Tribunal finds Marketing director was discriminated against whilst on maternity leave after refusing £20k pay cut
A marketing director who was dismissed while on maternity leave when she refused to take a lesser role with a £20,000 pay cut was discriminated against, a tribunal has ruled. Judge also upholds claims of sex discrimination after colleagues suggested betting on how much weight claimant would gain during her pregnancy.
The London Central employment tribunal ruled that Mrs S Shipp was the victim of a “serious case of maternity discrimination” when bosses treated her with “stark difference” compared to her male colleagues, adding that the only explanation for the difference was that she was on maternity leave.
The tribunal also found that Shipp was subjected to a “humiliating and degrading environment” at City Sprint UK when bosses placed a bet on how much weight she would gain during her pregnancy.
Her claims of unfair dismissal, pregnancy/maternity discrimination, indirect sex discrimination and breach of contract were successful. A further claim of victimisation was not upheld.
Shipp worked for courier firm City Sprint from 6 September 2010 until she was made redundant on 30 September 2020. She was appointed as marketing director in 2016 and her salary was increased to £100,000. She was promoted to group marketing director in 2018 but did not receive a pay rise.
In February 2019, Shipp told her colleagues she was pregnant. She claimed that on hearing the news, the director of operations asked her when she had stopped taking contraception and asked how she thought the pregnancy would affect her long-term career prospects.
The tribunal heard that during the same meeting, which was with the all-male executive team, Shipp was subjected to “offensive and humiliating” comments, and that the chief executive at the time remarked that they should “put a wager” on how much weight she would put on during her pregnancy.
Shipp raised her feelings about the comments informally with head of HR, Ms Kilcoyne, before she went on maternity leave on 10 June 2019.
While she was on maternity leave, the company underwent a restructure and the board dismissed several executives as part of cost-cutting measures. However, the tribunal noted that nobody contacted Shipp about the restructure. A new chief executive, Mr West, was also appointed.
The tribunal saw evidence that from the start West had decided not to include Shipp in the restructure.
On 20 September, Kilcoyne informed Shipp of her potential redundancy. A few days later, on 26 September, Shipp discovered a new organisational chart had been created with no role for her, and that she had been removed from the marketing team email distribution list.
Shipp met with West on 3 October, when West told Shipp he had “heard nothing about her and did not even know when she had gone on maternity leave, or when she was due to return”.
When she asked about why her role was no longer available, West told Shipp to speak to Kilcoyne.
On 7 October, Kilcoyne sent Shipp a job description for the director of marketing role – a lower-level role than marketing director – and after reviewing the role, Shipp said she was “concerned as to whether [it] existed at all”.
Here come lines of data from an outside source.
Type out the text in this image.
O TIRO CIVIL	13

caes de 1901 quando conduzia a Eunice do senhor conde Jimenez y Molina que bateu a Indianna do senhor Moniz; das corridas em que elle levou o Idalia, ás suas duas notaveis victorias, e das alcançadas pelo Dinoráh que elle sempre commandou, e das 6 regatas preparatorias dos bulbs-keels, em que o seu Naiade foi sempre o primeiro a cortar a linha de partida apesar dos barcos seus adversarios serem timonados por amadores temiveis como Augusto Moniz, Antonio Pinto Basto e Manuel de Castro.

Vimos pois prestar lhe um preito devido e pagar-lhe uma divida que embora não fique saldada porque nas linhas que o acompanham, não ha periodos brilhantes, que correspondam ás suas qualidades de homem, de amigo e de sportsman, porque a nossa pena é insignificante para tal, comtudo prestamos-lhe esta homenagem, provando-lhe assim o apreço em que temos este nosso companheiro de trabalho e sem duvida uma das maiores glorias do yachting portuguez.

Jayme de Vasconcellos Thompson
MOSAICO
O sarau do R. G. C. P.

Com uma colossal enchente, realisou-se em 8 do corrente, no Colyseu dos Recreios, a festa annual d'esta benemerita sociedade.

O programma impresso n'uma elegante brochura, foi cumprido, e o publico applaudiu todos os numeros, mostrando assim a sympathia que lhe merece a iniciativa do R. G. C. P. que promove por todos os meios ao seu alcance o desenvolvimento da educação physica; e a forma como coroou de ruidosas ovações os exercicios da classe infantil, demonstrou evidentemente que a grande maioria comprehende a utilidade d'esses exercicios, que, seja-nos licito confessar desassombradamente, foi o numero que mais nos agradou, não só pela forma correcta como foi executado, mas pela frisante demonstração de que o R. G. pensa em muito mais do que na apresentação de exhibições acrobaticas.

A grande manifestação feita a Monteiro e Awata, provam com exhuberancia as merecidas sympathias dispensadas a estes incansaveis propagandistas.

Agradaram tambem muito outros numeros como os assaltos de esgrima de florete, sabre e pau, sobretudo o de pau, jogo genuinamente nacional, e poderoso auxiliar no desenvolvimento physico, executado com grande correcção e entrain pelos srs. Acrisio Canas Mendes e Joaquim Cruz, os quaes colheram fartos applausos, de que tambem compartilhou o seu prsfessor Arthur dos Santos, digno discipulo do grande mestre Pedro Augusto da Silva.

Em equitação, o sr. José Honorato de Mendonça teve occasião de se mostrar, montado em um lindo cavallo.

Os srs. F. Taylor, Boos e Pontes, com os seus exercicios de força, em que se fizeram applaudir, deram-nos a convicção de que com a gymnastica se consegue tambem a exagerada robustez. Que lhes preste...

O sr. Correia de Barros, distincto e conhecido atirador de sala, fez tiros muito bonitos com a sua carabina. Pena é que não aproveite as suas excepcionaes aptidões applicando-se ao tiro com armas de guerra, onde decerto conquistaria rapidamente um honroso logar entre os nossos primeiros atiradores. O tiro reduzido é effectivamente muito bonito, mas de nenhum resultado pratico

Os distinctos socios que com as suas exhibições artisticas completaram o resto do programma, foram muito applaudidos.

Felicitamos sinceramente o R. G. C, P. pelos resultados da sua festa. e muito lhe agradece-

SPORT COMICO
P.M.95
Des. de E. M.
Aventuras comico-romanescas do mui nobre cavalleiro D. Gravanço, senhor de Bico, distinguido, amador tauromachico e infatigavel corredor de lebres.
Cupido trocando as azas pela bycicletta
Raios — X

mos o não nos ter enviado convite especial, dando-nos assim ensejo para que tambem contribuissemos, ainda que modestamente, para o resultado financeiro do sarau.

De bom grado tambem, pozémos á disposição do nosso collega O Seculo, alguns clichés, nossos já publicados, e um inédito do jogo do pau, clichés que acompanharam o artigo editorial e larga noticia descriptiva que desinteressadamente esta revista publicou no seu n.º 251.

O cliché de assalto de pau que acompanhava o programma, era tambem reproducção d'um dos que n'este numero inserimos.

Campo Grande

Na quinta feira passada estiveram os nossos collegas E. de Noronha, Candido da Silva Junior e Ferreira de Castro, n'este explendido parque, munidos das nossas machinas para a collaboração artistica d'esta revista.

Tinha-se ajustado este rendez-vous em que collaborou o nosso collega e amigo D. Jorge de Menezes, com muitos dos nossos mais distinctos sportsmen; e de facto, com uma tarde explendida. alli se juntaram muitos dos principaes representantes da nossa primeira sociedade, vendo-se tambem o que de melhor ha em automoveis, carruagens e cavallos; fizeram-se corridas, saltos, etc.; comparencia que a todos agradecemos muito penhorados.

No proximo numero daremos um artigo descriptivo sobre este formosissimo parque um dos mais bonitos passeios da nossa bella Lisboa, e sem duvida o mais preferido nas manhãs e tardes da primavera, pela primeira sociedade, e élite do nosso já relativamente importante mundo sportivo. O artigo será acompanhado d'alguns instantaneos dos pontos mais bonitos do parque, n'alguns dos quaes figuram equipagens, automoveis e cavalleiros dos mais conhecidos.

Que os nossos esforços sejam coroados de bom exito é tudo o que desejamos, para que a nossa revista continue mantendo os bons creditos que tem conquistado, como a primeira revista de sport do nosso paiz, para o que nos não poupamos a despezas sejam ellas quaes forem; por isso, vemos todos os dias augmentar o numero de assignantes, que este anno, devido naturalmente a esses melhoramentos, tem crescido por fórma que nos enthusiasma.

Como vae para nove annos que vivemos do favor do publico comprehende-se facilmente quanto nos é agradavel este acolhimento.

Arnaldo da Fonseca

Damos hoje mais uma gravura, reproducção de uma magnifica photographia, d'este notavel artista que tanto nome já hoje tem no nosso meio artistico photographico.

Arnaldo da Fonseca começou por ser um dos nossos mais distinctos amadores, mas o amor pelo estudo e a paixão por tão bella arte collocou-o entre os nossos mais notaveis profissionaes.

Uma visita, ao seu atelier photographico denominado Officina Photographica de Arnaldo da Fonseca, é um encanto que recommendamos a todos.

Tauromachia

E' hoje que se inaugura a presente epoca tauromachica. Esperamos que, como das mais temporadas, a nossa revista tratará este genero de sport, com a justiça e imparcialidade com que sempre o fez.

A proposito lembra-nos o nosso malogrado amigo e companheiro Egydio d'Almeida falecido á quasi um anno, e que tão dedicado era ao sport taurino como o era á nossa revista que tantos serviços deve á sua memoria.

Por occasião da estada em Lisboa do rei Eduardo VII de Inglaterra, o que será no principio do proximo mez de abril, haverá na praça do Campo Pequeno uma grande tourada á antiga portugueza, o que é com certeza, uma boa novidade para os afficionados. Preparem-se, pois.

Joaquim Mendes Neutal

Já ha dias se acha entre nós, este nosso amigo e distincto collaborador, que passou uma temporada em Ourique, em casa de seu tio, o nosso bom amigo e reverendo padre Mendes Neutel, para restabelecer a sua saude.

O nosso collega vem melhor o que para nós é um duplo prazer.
Shipp told Kilcoyne that the job description read “more like a generic job advert rather than a job profile specific to City Sprint”, and said it was not clear why the process had been so different for her compared to other members of the executive team.
The tribunal found that the evidence indicated Kilcoyne had copied job descriptions from other websites when putting the job role together because “no such role existed” in the company.
Shipp was later told the salary for the new role was £80,000 per year: £20,000 less than her previous role. However, the tribunal noted that other group executives who had been retained in different roles did not have their salaries reduced.
On 3 December, Shipp raised a formal grievance about the redundancy process as she believed she was being discriminated against. She said it seemed “very convenient” that the only person who was demoted from board level was the person who was on maternity leave at the time the decisions were made.
Her grievance was not upheld, nor was her subsequent appeal, and Shipp was dismissed on 30 March 2020 because her role was redundant.
However, the tribunal found that a few weeks later, on 8 April, emails were exchanged between Kilcoyne and the grievance manager saying that they could appoint an alternative candidate to Shipp’s role, adding that “the crisis is over”.
In the email, Kilcoyne noted that the new candidate could not immediately be appointed to the board as it would “open the way to constructive dismissal accusations” from Shipp, but it went on to say they could “of course” be promoted to the board after six months.
The tribunal ruled that Shipp was “treated unfavourably because she was on maternity leave” and that the redundancy consultation was a “sham”. It also said that West deliberately made the new role unattractive so she would refuse it.
Employment Judge H Grewal said that the redundancy notice came as a “complete shock” to Shipp and that it had caused her “immense stress” in what should have been a “cherished period of her life”.
“There cannot be anything worse for a woman on maternity leave to find out that she has lost her job because she was on maternity leave and then to have to spend her maternity leave fighting to get her job back,” the judge said.
City Sprint was ordered to pay Shipp £30,000 in compensation for unfair dismissal, maternity discrimination, sex discrimination, injury to feelings, and breach of contract.
This case is a clear reminder of the significance of comments relating to pregnancy and employers should “act carefully” and ensure those on maternity leave are kept fully informed of any changes that might impact on their job.